Juristas afirmam que medida fere princípios da política agrícola

Para o advogado Raphael Condado, a fala de representantes do Banco do Brasil é incompatível com a natureza pública da instituição. Ele lembra que a Lei do Crédito Rural (Lei nº 4.829/65) estabelece que o financiamento agrícola deve promover o desenvolvimento da atividade rural, e não ser usado como instrumento de retaliação.

“O crédito rural existe para fomentar o campo, não para punir o produtor. A recuperação judicial é um instrumento legal e legítimo, previsto na Lei nº 11.101/2005, que permite reorganizar dívidas, preservar empregos e garantir a continuidade da produção”, ressalta Condado.

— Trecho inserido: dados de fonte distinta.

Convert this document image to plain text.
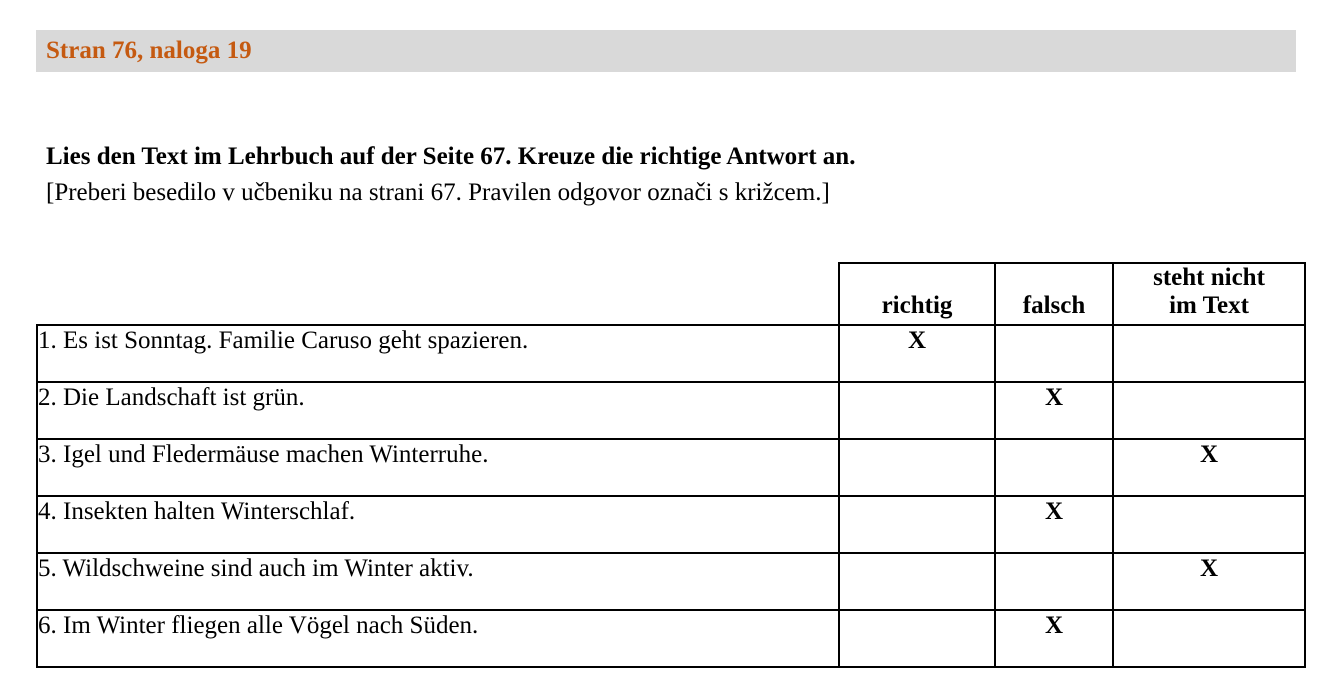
Stran 76, naloga 19
Lies den Text im Lehrbuch auf der Seite 67. Kreuze die richtige Antwort an.
[Preberi besedilo v učbeniku na strani 67. Pravilen odgovor označi s križcem.]
	richtig	falsch	steht nicht
im Text

1. Es ist Sonntag. Familie Caruso geht spazieren.	X		
2. Die Landschaft ist grün.		X	
3. Igel und Fledermäuse machen Winterruhe.			X
4. Insekten halten Winterschlaf.		X	
5. Wildschweine sind auch im Winter aktiv.			X
6. Im Winter fliegen alle Vögel nach Süden.		X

Recuperação judicial é alternativa legal para manter a produção ativa

A recuperação judicial é um mecanismo fiscalizado pelo Poder Judiciário e tem como objetivo evitar a falência, permitindo que empresas e produtores reestruturem suas finanças sem interromper suas atividades.

“O produtor rural é uma empresa a céu aberto, exposta a riscos climáticos, de mercado e de preços. A recuperação judicial não é um privilégio, mas uma ferramenta legal para preservar a produção”, reforça Condado.

Leis garantem proteção e renegociação de dívidas aos produtores

Antes de recorrer à recuperação judicial, o produtor rural dispõe de outros mecanismos legais de proteção financeira. Entre eles, o alongamento e a prorrogação de dívidas em casos de perdas causadas por estiagem, queda de preços ou aumento de custos de produção.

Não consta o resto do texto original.